7. Place and keep before the mind of your child, as the great object for which he should live, the glory of God and the salvation of men. We do much to give direction to the mind, and form the character of the man, by placing an object, for life, before him. Men of the world know and act on this principle. So should the Christian. The object above-named is the only one worthy of an immortal and renewed soul, and prepares the way for the noblest elevation of character: it will raise him above living to himself and constrain him to fidelity in his Lord's service. Teach him to lay at the foot of the cross, attainments, eminence, influence, honor, wealth—all things; and to live in the desire, "Father, glorify thy name."

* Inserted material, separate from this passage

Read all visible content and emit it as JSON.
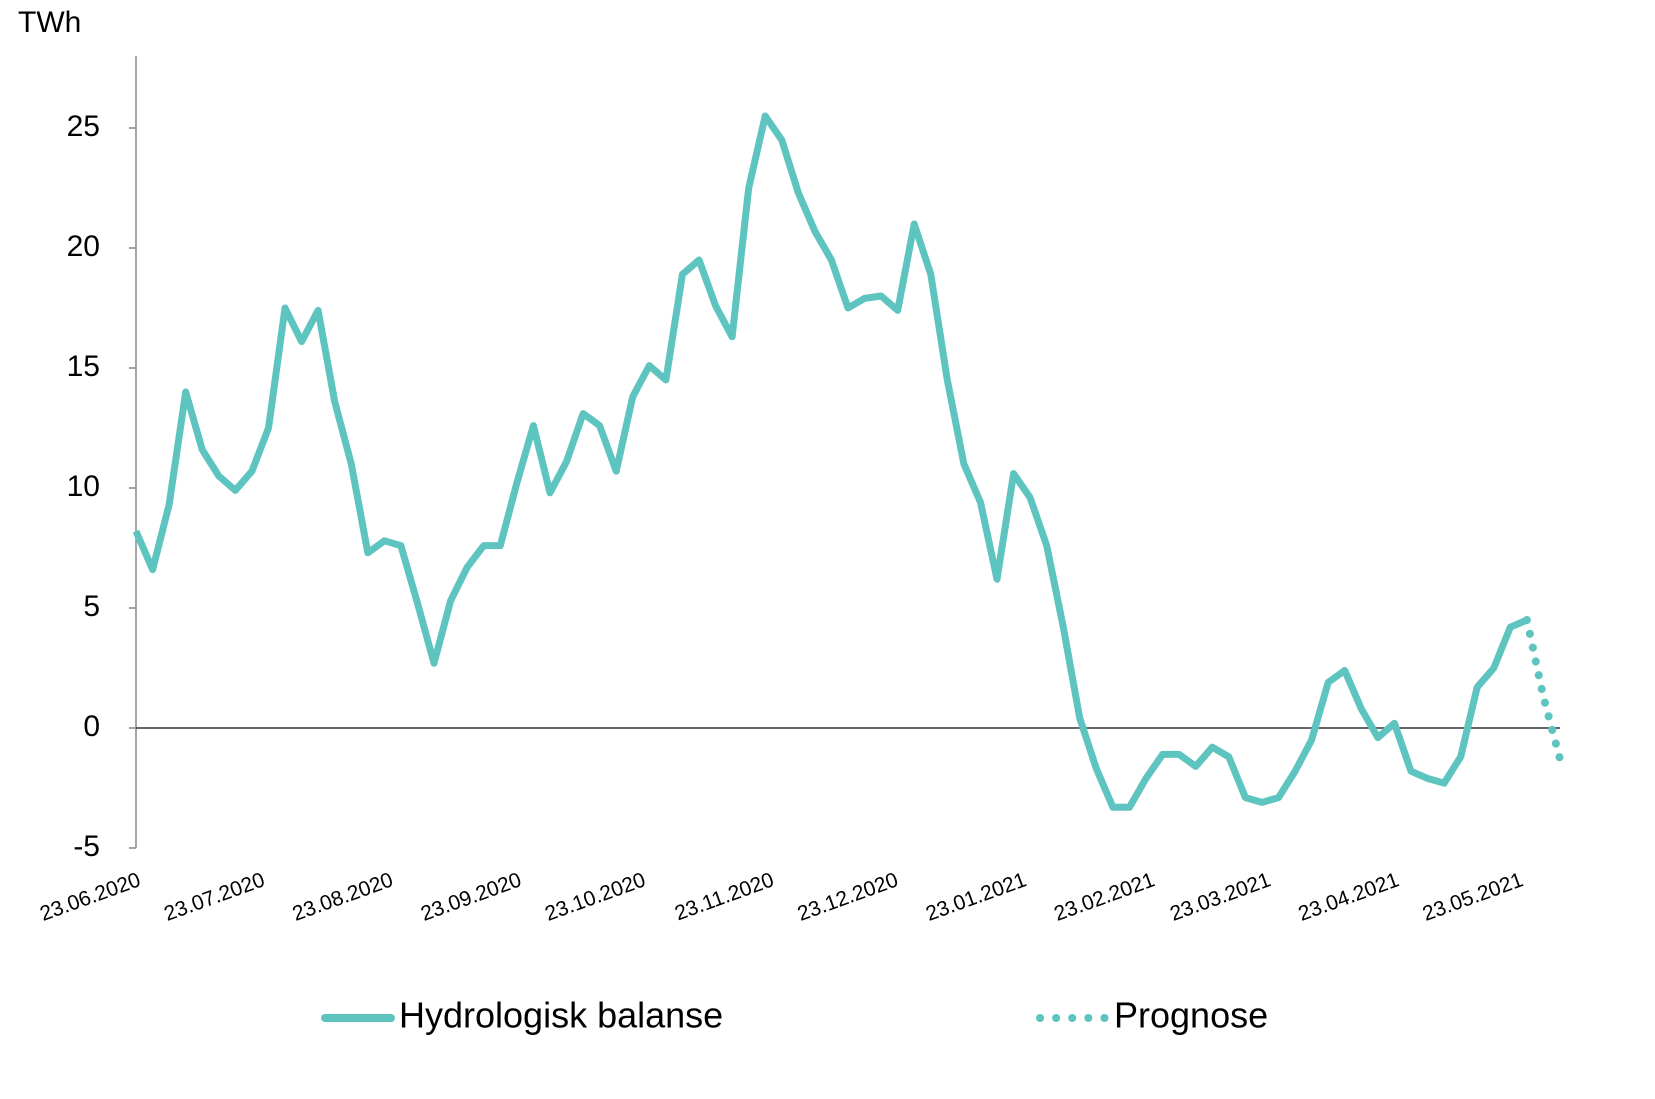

8. Choose instructors for your children with great care. Know to whose influence you commit the son or daughter of your vows. You have a great and sacred object to accomplish. The teachers of your children must be such as will aid you in that object. Correct moral character in a teacher is not enough. This is often allied with most dangerous religious opinions. Your child should be placed under the care of a self-dedicated teacher, who will feel in relation to his charge, "I am to aid this parent in training a servant for Christ." In your choice of a school, or seminary of learning, never be governed merely by its reputation as literary, fashionable, popular; irrespective of the possibility that its atmosphere may have no vitality from decided religious influence—may even be poisoned by erroneous religious views in the instructors. Respecting sending a daughter to a Catholic convent for education said a judicious pastor to a parishioner, "If you do not wish your daughter to be burned, you must not put her into the fire." [Editors note: How much more does this apply today to the public school system with its sex education, evolutionism, and ridicule of God.] A widow was offered the education of one of her sons at a university where prevailed the influence of Unitarianism. She declined the offer, trusting in God to enable her to accomplish it in a safer situation. Her firmness and faith were rewarded with success. A young lady was placed under the care of a teacher who was not pious. When her mind was deeply interested and anxious on religious subjects; the idea, "what will my teacher think of me," and the dread of her indifference, perhaps contempt influenced her decision, and she grieved away the Spirit of God. Christian parent, your prayers, your best efforts may all be frustrated by the influence of a teacher who has no religion.